Foire aux harengs
Foirauaran : quatre syllabes gutturales indissociées roulant au fond du gosier normand. La bouche s’ouvre à peine, soucieuse de ne pas offrir de prise à la bourrasque de novembre qui précipite les déferlements d’un ciel à la Ruysdael. On est loin de l’oignon, des ronds de carotte ou de l’odeur du four. À Lieurey, le hareng, c’est du vif. Même au plus fort des terres, on le fête en loup de mer, accoudé à l’espace, on fait front au grand large. Les silhouettes penchées, la main posée sur la casquette, se croisent avec ce coup d’œil complice que donnent à la fois l’adversité partagée et la récompense prochaine d’un café-calva mérité. Plus le temps est épouvantable et plus on le mérite. Il y a ainsi des pays de cocagne où le climat fait ce qu’il faut pour mériter souvent.
À dix heures du matin, il fait encore nuit. Stoïques, les commerçants lancent leur boniment en tenant d’une main la frêle armature de leur étal menacé par les rafales. Quelques notes d’accordéon volent au gré des courants d’air. L’heure n’est pourtant pas au rire des guinguettes, mais Maît’ Firmin avec sa blouse bleue, son pantalon bayadère, son fichu rouge, déambule fièrement, piano à bretelles déployé, sourire imperturbable aux lèvres.
Derrière lui, on s’active ferme dans les bacs de harengs. Du tablier en ciré jaune au pompon rouge des bérets, les connotations maritimes donnent au vendeur un air salé qui rafraîchit le commerce. Chacun d’eux lance à son tour une plaisanterie dont le retour cyclique rappelle que la répétition est l’âme de la pédagogie. Cela fait quand même une belle palette, amplement suffisante pour couvrir le temps de passage d’un chaland :
— Allons-y allons-y, c’est not’unique représentation !
— Un euro l’kilo, les harengs ; j’vous fais les cinq kilos à cinq euros !
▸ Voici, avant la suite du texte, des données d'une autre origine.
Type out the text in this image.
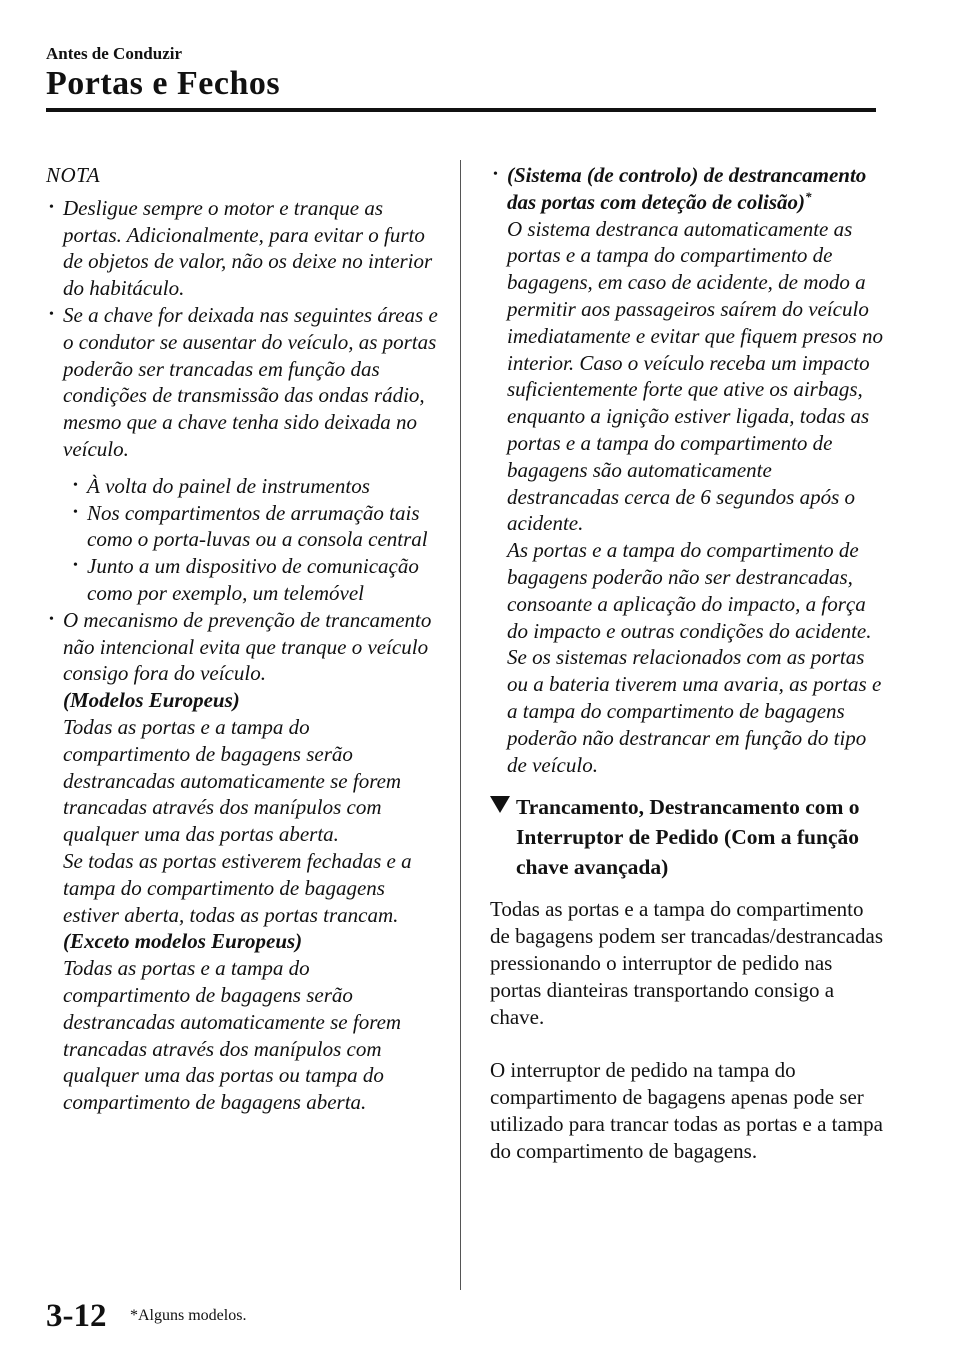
Antes de Conduzir
Portas e Fechos
NOTA
• Desligue sempre o motor e tranque as portas. Adicionalmente, para evitar o furto de objetos de valor, não os deixe no interior do habitáculo.
• Se a chave for deixada nas seguintes áreas e o condutor se ausentar do veículo, as portas poderão ser trancadas em função das condições de transmissão das ondas rádio, mesmo que a chave tenha sido deixada no veículo.
• À volta do painel de instrumentos
• Nos compartimentos de arrumação tais como o porta-luvas ou a consola central
• Junto a um dispositivo de comunicação como por exemplo, um telemóvel
• O mecanismo de prevenção de trancamento não intencional evita que tranque o veículo consigo fora do veículo.
(Modelos Europeus)
Todas as portas e a tampa do compartimento de bagagens serão destrancadas automaticamente se forem trancadas através dos manípulos com qualquer uma das portas aberta.
Se todas as portas estiverem fechadas e a tampa do compartimento de bagagens estiver aberta, todas as portas trancam.
(Exceto modelos Europeus)
Todas as portas e a tampa do compartimento de bagagens serão destrancadas automaticamente se forem trancadas através dos manípulos com qualquer uma das portas ou tampa do compartimento de bagagens aberta.
• (Sistema (de controlo) de destrancamento das portas com deteção de colisão)*
O sistema destranca automaticamente as portas e a tampa do compartimento de bagagens, em caso de acidente, de modo a permitir aos passageiros saírem do veículo imediatamente e evitar que fiquem presos no interior. Caso o veículo receba um impacto suficientemente forte que ative os airbags, enquanto a ignição estiver ligada, todas as portas e a tampa do compartimento de bagagens são automaticamente destrancadas cerca de 6 segundos após o acidente.
As portas e a tampa do compartimento de bagagens poderão não ser destrancadas, consoante a aplicação do impacto, a força do impacto e outras condições do acidente.
Se os sistemas relacionados com as portas ou a bateria tiverem uma avaria, as portas e a tampa do compartimento de bagagens poderão não destrancar em função do tipo de veículo.
Trancamento, Destrancamento com o Interruptor de Pedido (Com a função chave avançada)

Todas as portas e a tampa do compartimento de bagagens podem ser trancadas/destrancadas pressionando o interruptor de pedido nas portas dianteiras transportando consigo a chave.

O interruptor de pedido na tampa do compartimento de bagagens apenas pode ser utilizado para trancar todas as portas e a tampa do compartimento de bagagens.

3-12 *Alguns modelos.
Et, sur un air de Trenet destiné aux clientes indifférentes :
— Vous, qui passez sans me voir...
Les mains dans la fraîcheur poisseuse, la tête offerte au vent, il faut bien ce petit courant gouailleur pour réchauffer l’atmosphère... Le reste remonte à quelques siècles, à l’idée des ribauds, des tire-laine, des mendiants aveugles et des marchands de fouace. C’est du Bruegel revisité par Maupassant, un coin de France sous le ciel flamand.